Patrol zaatakowany przez 75 osób

Czego nie można mieć w samochodzie w Holandii

W piątkowy wieczór, 15 września doszło do potężnej awantury na jarmarku w centrum Delft. Grupa około 75 osób zaatakowała tam patrol policji, który był na miejscu z racji informacji o wcześniejszych incydentach podczas imprezy. W trakcie tego nierównego starcia ranny został jeden z policjantów.

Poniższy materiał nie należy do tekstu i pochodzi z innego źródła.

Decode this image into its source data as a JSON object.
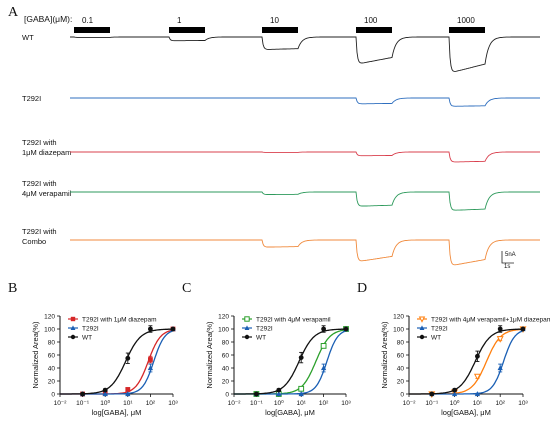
{
  "panel_a": {
    "letter": "A",
    "concentration_header": "[GABA](μM):",
    "concentrations": [
      "0.1",
      "1",
      "10",
      "100",
      "1000"
    ],
    "bar_color": "#000000",
    "rows": [
      {
        "label_lines": [
          "WT"
        ],
        "color": "#222222",
        "amplitudes": [
          0.01,
          0.09,
          0.3,
          0.65,
          0.86
        ]
      },
      {
        "label_lines": [
          "T292I"
        ],
        "color": "#2f6fbf",
        "amplitudes": [
          0,
          0,
          0,
          0.14,
          0.2
        ]
      },
      {
        "label_lines": [
          "T292I with",
          "1μM diazepam"
        ],
        "color": "#d9404e",
        "amplitudes": [
          0,
          0,
          0.01,
          0.09,
          0.24
        ]
      },
      {
        "label_lines": [
          "T292I with",
          "4μM verapamil"
        ],
        "color": "#2e9a5c",
        "amplitudes": [
          0,
          0,
          0.06,
          0.34,
          0.44
        ]
      },
      {
        "label_lines": [
          "T292I with",
          "Combo"
        ],
        "color": "#f08a3c",
        "amplitudes": [
          0,
          0,
          0.17,
          0.52,
          0.62
        ]
      }
    ],
    "scale_bar": {
      "current": "5nA",
      "time": "1s"
    }
  },
  "chart_data": [
    {
      "type": "line",
      "panel": "B",
      "ylabel": "Normalized Area(%)",
      "xlabel": "log[GABA], μM",
      "xscale": "log",
      "xlim": [
        0.01,
        1000
      ],
      "ylim": [
        0,
        120
      ],
      "x_ticks": [
        "10⁻²",
        "10⁻¹",
        "10⁰",
        "10¹",
        "10²",
        "10³"
      ],
      "y_ticks": [
        "0",
        "20",
        "40",
        "60",
        "80",
        "100",
        "120"
      ],
      "legend": "top-left",
      "series": [
        {
          "name": "T292I with 1μM diazepam",
          "color": "#d62728",
          "marker": "square",
          "x": [
            0.1,
            1,
            10,
            100,
            1000
          ],
          "y": [
            0,
            1,
            7,
            53,
            100
          ],
          "err": [
            0,
            1,
            2,
            5,
            0
          ],
          "ec50": 80,
          "hill": 1.6
        },
        {
          "name": "T292I",
          "color": "#1a5fb4",
          "marker": "triangle",
          "x": [
            0.1,
            1,
            10,
            100,
            1000
          ],
          "y": [
            0,
            0,
            0,
            40,
            100
          ],
          "err": [
            0,
            0,
            1,
            6,
            0
          ],
          "ec50": 140,
          "hill": 1.8
        },
        {
          "name": "WT",
          "color": "#111111",
          "marker": "circle",
          "x": [
            0.1,
            1,
            10,
            100,
            1000
          ],
          "y": [
            0,
            6,
            55,
            100,
            100
          ],
          "err": [
            0,
            2,
            8,
            5,
            0
          ],
          "ec50": 8,
          "hill": 1.3
        }
      ]
    },
    {
      "type": "line",
      "panel": "C",
      "ylabel": "Normalized Area(%)",
      "xlabel": "log[GABA], μM",
      "xscale": "log",
      "xlim": [
        0.01,
        1000
      ],
      "ylim": [
        0,
        120
      ],
      "x_ticks": [
        "10⁻²",
        "10⁻¹",
        "10⁰",
        "10¹",
        "10²",
        "10³"
      ],
      "y_ticks": [
        "0",
        "20",
        "40",
        "60",
        "80",
        "100",
        "120"
      ],
      "legend": "top-left",
      "series": [
        {
          "name": "T292I with 4μM verapamil",
          "color": "#2ca02c",
          "marker": "open-square",
          "x": [
            0.1,
            1,
            10,
            100,
            1000
          ],
          "y": [
            0,
            0,
            8,
            74,
            100
          ],
          "err": [
            0,
            0,
            1,
            3,
            0
          ],
          "ec50": 45,
          "hill": 1.4
        },
        {
          "name": "T292I",
          "color": "#1a5fb4",
          "marker": "triangle",
          "x": [
            0.1,
            1,
            10,
            100,
            1000
          ],
          "y": [
            0,
            0,
            0,
            40,
            100
          ],
          "err": [
            0,
            0,
            1,
            6,
            0
          ],
          "ec50": 140,
          "hill": 1.8
        },
        {
          "name": "WT",
          "color": "#111111",
          "marker": "circle",
          "x": [
            0.1,
            1,
            10,
            100,
            1000
          ],
          "y": [
            0,
            6,
            56,
            100,
            100
          ],
          "err": [
            0,
            2,
            8,
            5,
            0
          ],
          "ec50": 8,
          "hill": 1.3
        }
      ]
    },
    {
      "type": "line",
      "panel": "D",
      "ylabel": "Normalized Area(%)",
      "xlabel": "log[GABA], μM",
      "xscale": "log",
      "xlim": [
        0.01,
        1000
      ],
      "ylim": [
        0,
        120
      ],
      "x_ticks": [
        "10⁻²",
        "10⁻¹",
        "10⁰",
        "10¹",
        "10²",
        "10³"
      ],
      "y_ticks": [
        "0",
        "20",
        "40",
        "60",
        "80",
        "100",
        "120"
      ],
      "legend": "top-left",
      "series": [
        {
          "name": "T292I with 4μM verapamil+1μM diazepam",
          "color": "#ff7f0e",
          "marker": "open-triangle-down",
          "x": [
            0.1,
            1,
            10,
            100,
            1000
          ],
          "y": [
            0,
            3,
            27,
            85,
            100
          ],
          "err": [
            0,
            1,
            3,
            3,
            0
          ],
          "ec50": 25,
          "hill": 1.4
        },
        {
          "name": "T292I",
          "color": "#1a5fb4",
          "marker": "triangle",
          "x": [
            0.1,
            1,
            10,
            100,
            1000
          ],
          "y": [
            0,
            0,
            0,
            40,
            100
          ],
          "err": [
            0,
            0,
            1,
            6,
            0
          ],
          "ec50": 140,
          "hill": 1.8
        },
        {
          "name": "WT",
          "color": "#111111",
          "marker": "circle",
          "x": [
            0.1,
            1,
            10,
            100,
            1000
          ],
          "y": [
            0,
            6,
            58,
            100,
            100
          ],
          "err": [
            0,
            2,
            8,
            5,
            0
          ],
          "ec50": 8,
          "hill": 1.3
        }
      ]
    }
  ]
}
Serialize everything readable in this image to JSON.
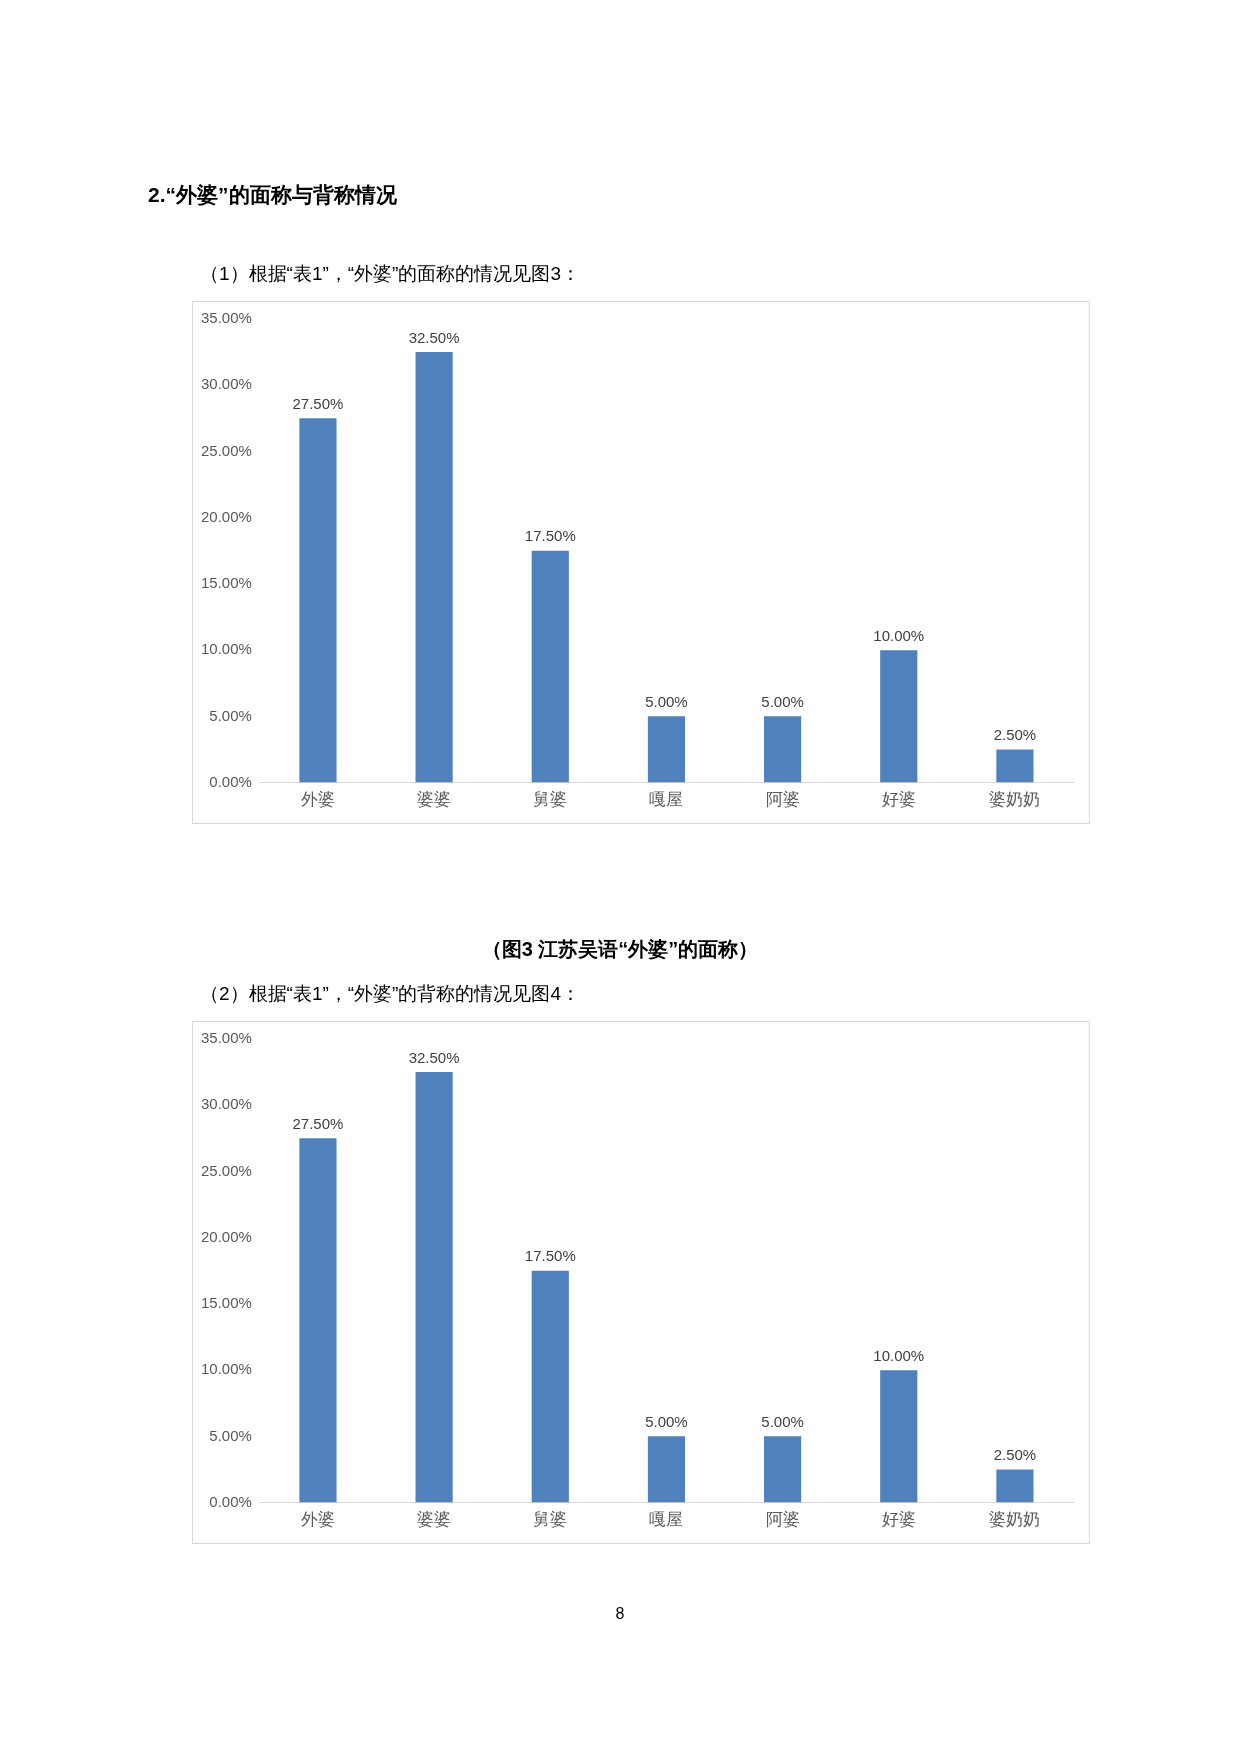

W piątkowy wieczór funkcjonariusze policji otrzymali kilka informacji o większych i mniejszych incydentach mających miejsce podczas jarmarku. W efekcie na miejsce został wysłany patrol policji. Mundurowi w centrum Delft zdecydowali się aresztować jedną osobę. Zatrzymanie to nie było jednak bezpośrednio związane z działaniem tego człowieka. Czyny owego jegomościa sprawiły, iż patrol zdecydował się go wylegitymować. Ten jednak nie miał przy sobie dowodu tożsamości, dlatego też został zatrzymany, by sprawdzić jego dane na komendzie. To nie spodobało się samemu głównemu zainteresowanemu jak i innym uczestnikom imprezy.

 

Przewaga liczebna

W pewnym momencie w obronie człowieka, który przecież tylko zapomniał dokumentów, stawiła się duża grupa uczestników jarmarku. Około 75 osób wyraziło swoją poważną dezaprobatę wobec działań policjantów. Doszło do przepychanek i starcia z policją, w których ranny został jeden z interweniujących oficerów.
Sytuacja mogłaby się skończyć dość nieprzyjemnie dla patrolu, ale na miejscu natychmiast zjawiło się wsparcie. Policjantom działającym w zwartej grupie udało się w końcu uspokoić sytuację.
Napięcie jednak cały czas było wyczuwane w centrum miasta. Wiele osób, które chwilę temu zwróciło się przeciw mundurowym, nadal bowiem pozostawało na placu.

Zagrożenie

W efekcie władze samorządowe zaczęły zastanawiać się nad bezpieczeństwem. W Delf była bowiem tykająca beczka prochu. Wystarczyła najdrobniejsza iskra, najmniejszy incydent, by doszło do kolejnego wybuchu przemocy. Ten zaś mógł być skierowany już nie przeciw policji, ale przeciw dosłownie wszystkim, którzy byli na placu. Dlatego też zastępca burmistrza postanowił zakończyć imprezę wcześniej, tak by niejako sprowokować rozejście się ludzi do domu i dać większe możliwości do działania policji. Gdyby bowiem doszło do walk, na placu powinni pozostać już tylko zadymiarze, a nie postronni goście. Na szczęście do kolejnego starcia nie doszło i sytuacja z czasem i wskutek rozejścia się ludzi sama się unormowała.